Harris’ largess had a degree of enlightened self-interest.

“Giving a park to the city was a way of boosting the value of the real estate around it,” Jerome says.

In 1916, Fountain Square was renamed Horatio Harris Park, after the landscaping firm founded by Frederick Law Olmstead made improvements.

The development of the land around the park would be left to his sons in law. Harris died in 1876 with the families of his two daughters inheriting his estate. By 1884, streets were laid out through the Harris estate but most were not named and few houses were built. Two large houses on Walnut Avenue faced the Fountain Square park and two were built on Munroe Street.

By 1894, the Harris manor house was described as “one of the largest and most elegant buildings in Boston” by The Bostonian, an illustrated monthly magazine. The building, however, essentially functioned as a Victorian-era recovery house operated by Baker-Rose Gold Cure Company of Massachusetts, which prided itself on offering the “scientific treatment and cure of the liquor, opium, morphine, cocaine and tobacco habits.”

By then Harold Street had been laid out, running just 10 yards from the manor house. The Fountain Square park investment paid off handsomely, with Harriswood Crescent — 15 Tudor Revival row houses still standing today — facing the park.

Brick row houses now faced Humboldt Avenue.
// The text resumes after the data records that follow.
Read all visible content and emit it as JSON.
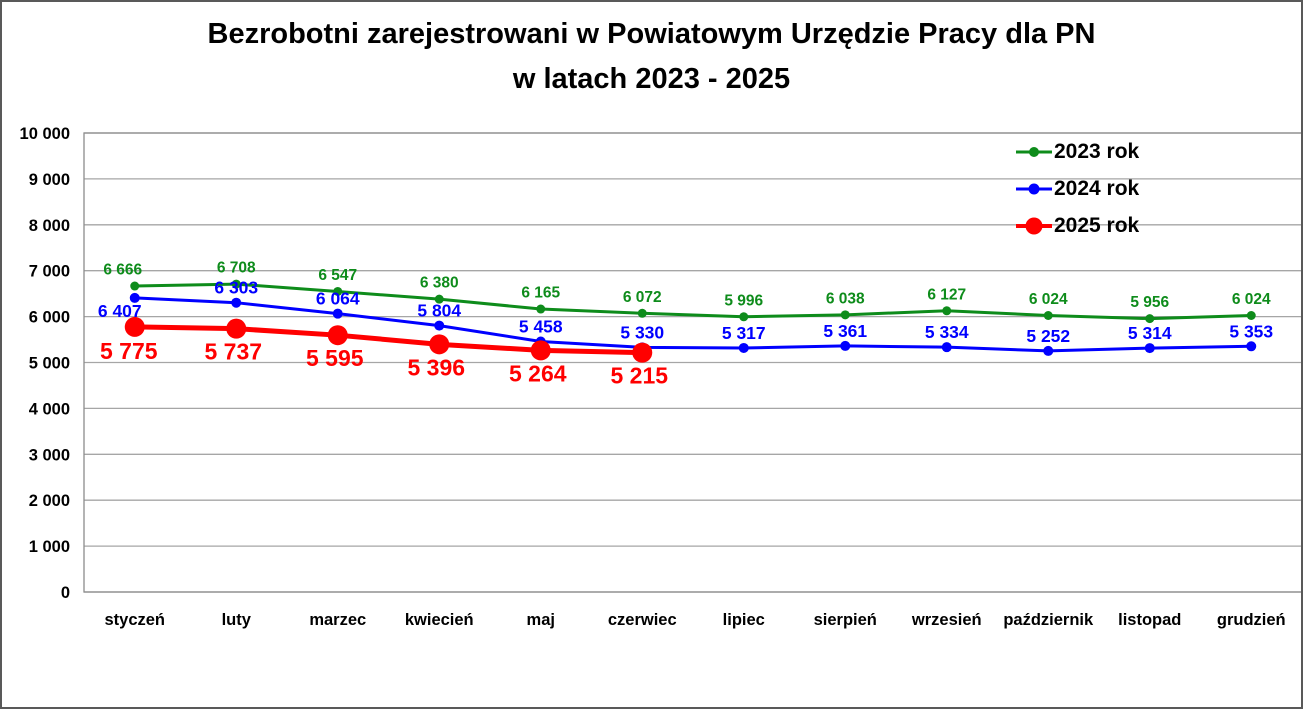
{
  "title": {
    "line1": "Bezrobotni zarejestrowani w Powiatowym Urzędzie Pracy dla PN",
    "line2": "w latach 2023 - 2025"
  },
  "chart_data": {
    "type": "line",
    "title": "Bezrobotni zarejestrowani w Powiatowym Urzędzie Pracy dla PN w latach 2023 - 2025",
    "categories": [
      "styczeń",
      "luty",
      "marzec",
      "kwiecień",
      "maj",
      "czerwiec",
      "lipiec",
      "sierpień",
      "wrzesień",
      "październik",
      "listopad",
      "grudzień"
    ],
    "series": [
      {
        "name": "2023 rok",
        "color": "#0E8C1B",
        "values": [
          6666,
          6708,
          6547,
          6380,
          6165,
          6072,
          5996,
          6038,
          6127,
          6024,
          5956,
          6024
        ],
        "line_width": 3,
        "marker_radius": 4.5,
        "legend_marker_radius": 5,
        "label_font_size": 15.5,
        "label_dx": 0,
        "label_dy": -16,
        "label_overrides": {
          "0": {
            "dx": -12,
            "dy": -16
          }
        }
      },
      {
        "name": "2024 rok",
        "color": "#0000FF",
        "values": [
          6407,
          6303,
          6064,
          5804,
          5458,
          5330,
          5317,
          5361,
          5334,
          5252,
          5314,
          5353
        ],
        "line_width": 3,
        "marker_radius": 5,
        "legend_marker_radius": 5.5,
        "label_font_size": 17.5,
        "label_dx": 0,
        "label_dy": -15,
        "label_overrides": {
          "0": {
            "dx": -15,
            "dy": 13
          }
        }
      },
      {
        "name": "2025 rok",
        "color": "#FF0000",
        "values": [
          5775,
          5737,
          5595,
          5396,
          5264,
          5215
        ],
        "line_width": 5,
        "marker_radius": 10,
        "legend_marker_radius": 8.5,
        "label_font_size": 23,
        "label_dx": -3,
        "label_dy": 23,
        "label_overrides": {
          "0": {
            "dx": -6,
            "dy": 24
          }
        }
      }
    ],
    "ylim": [
      0,
      10000
    ],
    "y_tick_step": 1000,
    "y_ticks": [
      "0",
      "1 000",
      "2 000",
      "3 000",
      "4 000",
      "5 000",
      "6 000",
      "7 000",
      "8 000",
      "9 000",
      "10 000"
    ],
    "grid": true,
    "gridline_color": "#A6A6A6",
    "plot_border_color": "#8C8C8C",
    "axis_text_color": "#000000",
    "legend_position": "top-right-inside"
  }
}
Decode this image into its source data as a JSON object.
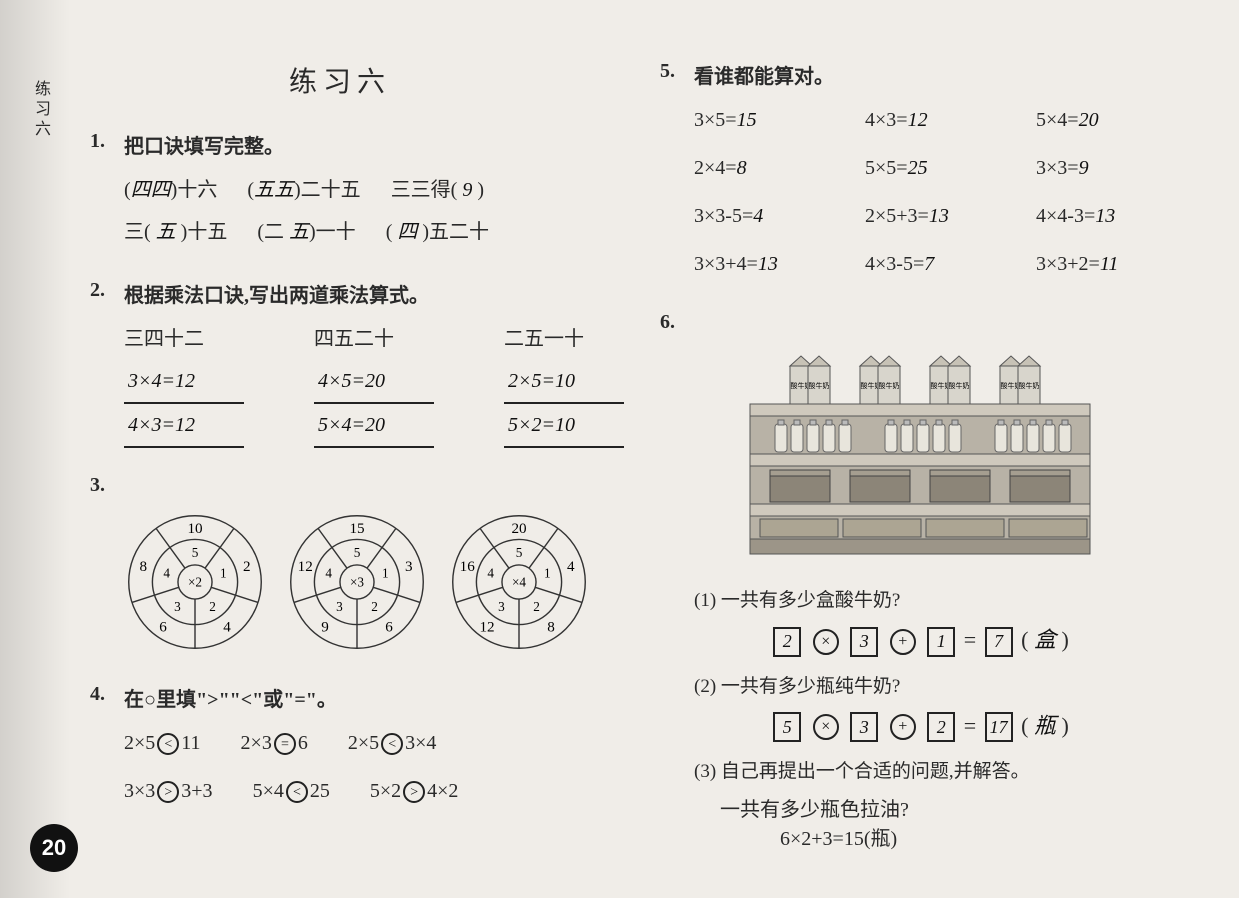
{
  "margin_label": "练习六",
  "title": "练习六",
  "page_number": "20",
  "q1": {
    "num": "1.",
    "prompt": "把口诀填写完整。",
    "row1": [
      {
        "pre": "(",
        "fill": "四四",
        "post": ")十六"
      },
      {
        "pre": "(",
        "fill": "五五",
        "post": ")二十五"
      },
      {
        "pre": "三三得( ",
        "fill": "9",
        "post": " )"
      }
    ],
    "row2": [
      {
        "pre": "三( ",
        "fill": "五",
        "post": " )十五"
      },
      {
        "pre": "(二 ",
        "fill": "五",
        "post": ")一十"
      },
      {
        "pre": "( ",
        "fill": "四",
        "post": " )五二十"
      }
    ]
  },
  "q2": {
    "num": "2.",
    "prompt": "根据乘法口诀,写出两道乘法算式。",
    "cols": [
      {
        "head": "三四十二",
        "a": "3×4=12",
        "b": "4×3=12"
      },
      {
        "head": "四五二十",
        "a": "4×5=20",
        "b": "5×4=20"
      },
      {
        "head": "二五一十",
        "a": "2×5=10",
        "b": "5×2=10"
      }
    ]
  },
  "q3": {
    "num": "3.",
    "wheels": [
      {
        "center": "×2",
        "inner": [
          "5",
          "1",
          "2",
          "3",
          "4"
        ],
        "outer": [
          "10",
          "2",
          "4",
          "6",
          "8"
        ]
      },
      {
        "center": "×3",
        "inner": [
          "5",
          "1",
          "2",
          "3",
          "4"
        ],
        "outer": [
          "15",
          "3",
          "6",
          "9",
          "12"
        ]
      },
      {
        "center": "×4",
        "inner": [
          "5",
          "1",
          "2",
          "3",
          "4"
        ],
        "outer": [
          "20",
          "4",
          "8",
          "12",
          "16"
        ]
      }
    ],
    "colors": {
      "line": "#333",
      "hand": "#111"
    }
  },
  "q4": {
    "num": "4.",
    "prompt": "在○里填\">\"\"<\"或\"=\"。",
    "rows": [
      [
        {
          "l": "2×5",
          "s": "<",
          "r": "11"
        },
        {
          "l": "2×3",
          "s": "=",
          "r": "6"
        },
        {
          "l": "2×5",
          "s": "<",
          "r": "3×4"
        }
      ],
      [
        {
          "l": "3×3",
          "s": ">",
          "r": "3+3"
        },
        {
          "l": "5×4",
          "s": "<",
          "r": "25"
        },
        {
          "l": "5×2",
          "s": ">",
          "r": "4×2"
        }
      ]
    ]
  },
  "q5": {
    "num": "5.",
    "prompt": "看谁都能算对。",
    "items": [
      {
        "expr": "3×5=",
        "ans": "15"
      },
      {
        "expr": "4×3=",
        "ans": "12"
      },
      {
        "expr": "5×4=",
        "ans": "20"
      },
      {
        "expr": "2×4=",
        "ans": "8"
      },
      {
        "expr": "5×5=",
        "ans": "25"
      },
      {
        "expr": "3×3=",
        "ans": "9"
      },
      {
        "expr": "3×3-5=",
        "ans": "4"
      },
      {
        "expr": "2×5+3=",
        "ans": "13"
      },
      {
        "expr": "4×4-3=",
        "ans": "13"
      },
      {
        "expr": "3×3+4=",
        "ans": "13"
      },
      {
        "expr": "4×3-5=",
        "ans": "7"
      },
      {
        "expr": "3×3+2=",
        "ans": "11"
      }
    ]
  },
  "q6": {
    "num": "6.",
    "shelf": {
      "top_cartons_label": "酸牛奶",
      "colors": {
        "shelf": "#b8b2a6",
        "carton": "#d8d5cc",
        "bottle": "#e8e5dc",
        "box": "#8c8578",
        "box_front": "#a59e90"
      }
    },
    "sub1": {
      "label": "(1) 一共有多少盒酸牛奶?",
      "boxes": [
        "2",
        "3",
        "1",
        "7"
      ],
      "ops": [
        "×",
        "+"
      ],
      "unit": "盒"
    },
    "sub2": {
      "label": "(2) 一共有多少瓶纯牛奶?",
      "boxes": [
        "5",
        "3",
        "2",
        "17"
      ],
      "ops": [
        "×",
        "+"
      ],
      "unit": "瓶"
    },
    "sub3": {
      "label": "(3) 自己再提出一个合适的问题,并解答。",
      "hand_q": "一共有多少瓶色拉油?",
      "hand_a": "6×2+3=15(瓶)"
    }
  }
}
The streets cutting through the former Harris estate were now named: Hollworthy, Harrishof, Waumbeck, Howland. Large Victorian homes began filling in the lots.

In 1901 the elevated Orange Line train connected Dudley Square to downtown Boston, with electric trolley service on major Roxbury thoroughfares. Boston’s wealthy class moved further out, reaching into suburbs such as Milton and Newton. The city’s growing middle class made inroads into Roxbury.

In the early 1900s, Jewish people began moving into Roxbury, mixing with the predominantly Yankee population. By 1915, the Harris manor house was owned by the Hebrew Alliance of Roxbury, Inc.

In the first 300 years of the Puritan settlement, town history and city life of Roxbury, the black population there was negligible. Boston’s small black population for years lived on the north slope of Beacon Hill. But as the black community moved into the South End neighborhood in the early 20th century, middle class blacks began to move into Roxbury.

By 1931, Harriswood Crescent was home to three black families: Otto and Muriel Snowden, founders of the Freedom House organization, the Washingtons and the Parnells.

“By the 1930s, Roxbury was where the African American elite lived,” Jerome says.

The Harris manor continued operating as a yeshiva, but in the 1940s, the upper two floors were shorn. By the time the building was acquired by the Holy Mt. Zion Church of Mt. Sinai, an addition had been built. The addition was not damaged by the Feb. 1 fire.